Unlike traditional drugs with static dosing regimens or single-biomarker diagnostics suffering from high false-positive rates due to physiological noise, our system implements a synthetic biology "AND-gate" logic circuit. The engineered yeast functions as a "smart diagnostic-therapeutic unit" requiring simultaneous presence of two independent disease markers (elevated TMA and ROS) to activate therapeutic butyrate production. By requiring concordant elevation of both TMA (indicating gut dysbiosis) and ROS (indicating oxidative stress and inflammation), the system dramatically improves disease specificity, distinguishing true pathological states from normal physiological variations, enabling autonomous, real-time, and on-demand precision therapeutic regulation.

5. Humanistic and Economic Advantages

Our products are essentially engineered probiotics rather than "drugs" in the traditional sense, and patients have a higher psychological acceptance, getting rid of the dependence on hospital and invasive treatment. The long-term intestinal colonization property of engineered yeast greatly reduces the frequency of drug administration and improves patient compliance. At the same time, the cost of production based on microbial fermentation is much lower than that of existing monoclonal antibody drugs (annual cost $26,000-$56,000) ( Hering H. et al. 2025), and it is expected to achieve broader patient access.

Reference

Details

Das, T. K., & Ganesh, B. P. (2023). Interlink between the gut microbiota and inflammation in the context of oxidative stress in Alzheimer's disease progression. Gut Microbes, 15(1), Article 2206504.

Hering, H., Bussiere, T., Liu, C. C., Glajch, K. E., Weihofen, A., Grogan, J., & Walsh, D. M. (2025). A manifesto for Alzheimer's disease drug discovery in the era of disease-modifying therapies. Molecular Neurodegeneration, 20(1), Article 88.

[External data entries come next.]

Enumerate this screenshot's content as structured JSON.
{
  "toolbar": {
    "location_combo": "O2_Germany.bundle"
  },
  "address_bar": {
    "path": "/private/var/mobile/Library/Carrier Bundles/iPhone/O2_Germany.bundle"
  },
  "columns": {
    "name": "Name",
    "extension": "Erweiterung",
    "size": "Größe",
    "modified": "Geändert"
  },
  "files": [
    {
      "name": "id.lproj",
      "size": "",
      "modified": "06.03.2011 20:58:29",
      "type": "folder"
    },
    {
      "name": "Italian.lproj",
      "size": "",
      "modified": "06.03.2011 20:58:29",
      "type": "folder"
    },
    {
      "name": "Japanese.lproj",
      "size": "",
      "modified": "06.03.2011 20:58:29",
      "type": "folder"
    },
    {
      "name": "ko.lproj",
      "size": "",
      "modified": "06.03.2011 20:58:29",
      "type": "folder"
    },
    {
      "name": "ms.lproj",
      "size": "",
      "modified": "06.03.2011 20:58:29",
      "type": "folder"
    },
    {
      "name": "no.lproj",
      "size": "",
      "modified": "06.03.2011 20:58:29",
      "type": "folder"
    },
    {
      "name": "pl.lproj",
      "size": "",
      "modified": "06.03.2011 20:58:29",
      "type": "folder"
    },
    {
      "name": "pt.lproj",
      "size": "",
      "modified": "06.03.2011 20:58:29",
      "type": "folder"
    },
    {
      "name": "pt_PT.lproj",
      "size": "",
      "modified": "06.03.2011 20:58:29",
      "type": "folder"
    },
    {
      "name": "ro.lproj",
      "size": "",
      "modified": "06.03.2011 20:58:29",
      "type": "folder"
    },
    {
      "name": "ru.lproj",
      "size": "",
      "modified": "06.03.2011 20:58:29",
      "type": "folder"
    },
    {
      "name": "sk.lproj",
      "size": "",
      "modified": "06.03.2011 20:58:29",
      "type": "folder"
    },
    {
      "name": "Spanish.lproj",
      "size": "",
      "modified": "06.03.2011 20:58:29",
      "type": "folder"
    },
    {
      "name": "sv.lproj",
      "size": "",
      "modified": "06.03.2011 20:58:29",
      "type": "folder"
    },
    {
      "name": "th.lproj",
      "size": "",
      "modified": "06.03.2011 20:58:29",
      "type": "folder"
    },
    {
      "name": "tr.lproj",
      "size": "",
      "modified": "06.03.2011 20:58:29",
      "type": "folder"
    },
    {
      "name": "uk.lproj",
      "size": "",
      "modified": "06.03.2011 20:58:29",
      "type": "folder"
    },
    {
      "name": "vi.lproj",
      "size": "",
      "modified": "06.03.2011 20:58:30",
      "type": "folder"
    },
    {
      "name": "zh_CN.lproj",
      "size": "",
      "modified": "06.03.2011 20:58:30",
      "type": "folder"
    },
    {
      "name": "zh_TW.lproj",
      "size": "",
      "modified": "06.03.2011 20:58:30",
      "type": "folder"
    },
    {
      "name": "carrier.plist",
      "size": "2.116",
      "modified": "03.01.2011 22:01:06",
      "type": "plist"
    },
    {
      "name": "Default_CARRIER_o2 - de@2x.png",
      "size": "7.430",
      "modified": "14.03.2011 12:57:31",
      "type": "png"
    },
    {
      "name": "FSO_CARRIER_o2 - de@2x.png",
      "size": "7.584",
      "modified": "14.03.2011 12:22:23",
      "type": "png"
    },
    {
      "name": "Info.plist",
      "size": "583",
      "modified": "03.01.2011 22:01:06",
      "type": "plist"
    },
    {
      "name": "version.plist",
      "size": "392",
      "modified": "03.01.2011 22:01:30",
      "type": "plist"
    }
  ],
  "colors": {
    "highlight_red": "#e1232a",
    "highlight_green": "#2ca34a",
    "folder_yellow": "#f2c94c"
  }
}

Rath, S., Heidrich, B., Pieper, D. H., & Vital, M. (2017). Uncovering the trimethylamine-producing bacteria of the human gut microbiota. Microbiome, 5(1), Article 54.

Wu, J., Huang, H., Wang, L., Gao, M., Meng, S., Zou, S., Feng, Y., Feng, Z., Zhu, Z., Cao, X., Li, B., & Kang, G. (2024). A tailored series of engineered yeasts for the cell-dependent treatment of inflammatory bowel disease by rational butyric acid supplementation. Gut Microbes, 16(1), Article 2316575.